The National Cancer Plan focuses on eight goals aimed at changing how we know cancer today.

The plan includes a description of the status of each goal, as well as focused strategies to make further progress. Some strategies are about taking action in biomedical research, and others relate to public health, health care delivery, costs of care, and public policy.
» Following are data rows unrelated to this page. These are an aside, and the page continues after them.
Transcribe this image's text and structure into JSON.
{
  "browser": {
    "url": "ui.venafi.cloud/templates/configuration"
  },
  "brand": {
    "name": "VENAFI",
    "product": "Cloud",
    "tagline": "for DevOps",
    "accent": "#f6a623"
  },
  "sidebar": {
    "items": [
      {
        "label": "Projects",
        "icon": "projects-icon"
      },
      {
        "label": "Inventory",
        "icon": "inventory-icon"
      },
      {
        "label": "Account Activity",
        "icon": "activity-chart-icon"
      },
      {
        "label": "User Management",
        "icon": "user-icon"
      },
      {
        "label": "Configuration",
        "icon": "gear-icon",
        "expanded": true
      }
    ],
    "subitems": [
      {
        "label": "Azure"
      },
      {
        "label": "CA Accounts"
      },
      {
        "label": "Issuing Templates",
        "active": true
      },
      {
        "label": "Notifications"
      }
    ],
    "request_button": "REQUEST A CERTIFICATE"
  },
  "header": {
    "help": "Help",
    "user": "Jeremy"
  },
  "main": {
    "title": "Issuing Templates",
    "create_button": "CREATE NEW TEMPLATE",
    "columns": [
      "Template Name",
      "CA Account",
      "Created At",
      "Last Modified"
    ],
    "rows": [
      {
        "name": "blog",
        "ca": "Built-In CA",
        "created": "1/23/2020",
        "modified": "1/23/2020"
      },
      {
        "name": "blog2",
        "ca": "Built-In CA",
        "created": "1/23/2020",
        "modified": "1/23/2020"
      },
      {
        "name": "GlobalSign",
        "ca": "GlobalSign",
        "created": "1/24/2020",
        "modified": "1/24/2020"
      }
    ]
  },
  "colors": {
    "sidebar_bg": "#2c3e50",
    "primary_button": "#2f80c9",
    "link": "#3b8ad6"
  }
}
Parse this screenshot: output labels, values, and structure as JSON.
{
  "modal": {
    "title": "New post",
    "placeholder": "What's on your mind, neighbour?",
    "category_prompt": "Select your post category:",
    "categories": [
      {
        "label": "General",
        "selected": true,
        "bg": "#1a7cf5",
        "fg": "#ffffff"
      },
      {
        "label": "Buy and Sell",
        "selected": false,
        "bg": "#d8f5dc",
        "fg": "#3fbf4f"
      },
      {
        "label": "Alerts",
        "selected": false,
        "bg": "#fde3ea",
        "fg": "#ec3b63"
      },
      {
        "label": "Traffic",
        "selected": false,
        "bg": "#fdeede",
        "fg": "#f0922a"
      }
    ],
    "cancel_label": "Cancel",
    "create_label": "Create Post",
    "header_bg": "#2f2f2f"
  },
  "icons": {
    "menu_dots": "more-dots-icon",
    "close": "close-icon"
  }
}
From researching new cancer vaccines to supporting programs that promote healthy communities to helping create a diverse cancer workforce and more, every individual has a role to play. We encourage everyone involved in our nation’s fight against cancer to reflect on these goals and strategies and determine where to focus their efforts.

Explore each goal using the links below or read the full National Cancer Plan.

  • Prevent Cancer

    All people and society adopt proven strategies that reduce the risk of cancer.

  • Detect Cancers Early

    Cancers are detected and treated at early stages, enabling more effective treatment and reducing morbidity and mortality.

  • Develop Effective Treatments

    Effective treatment, with minimal side effects, is accessible to all people with all cancers, including those with rare cancers, metastatic cancers, and treatment-resistant disease.

  • Eliminate Inequities

    Disparities in cancer risk factors, incidence, treatment side effects, and mortality are eliminated through equitable access to prevention, screening, treatment, and survivorship care.

  • Deliver Optimal Care

    The health care system delivers to all people evidence-based, patient-centered care that prioritizes prevention, reduces cancer morbidity and mortality, and improves the lives of cancer survivors, including people living with cancer.

  • Engage Every Person

    Every person with cancer or at risk for cancer has an opportunity to participate in research or otherwise contribute to the collective knowledge base, and barriers to their participation are eliminated.

  • Maximize Data Utility

    Secure sharing of privacy-protected health data is standard practice throughout research, and researchers share and use available data to achieve rapid progress against cancer.

  • Optimize the Workforce

    The cancer care and research workforce is diverse, reflects the communities served, and meets the needs of all people with cancer and those at risk for cancer, ensuring they live longer and healthier lives.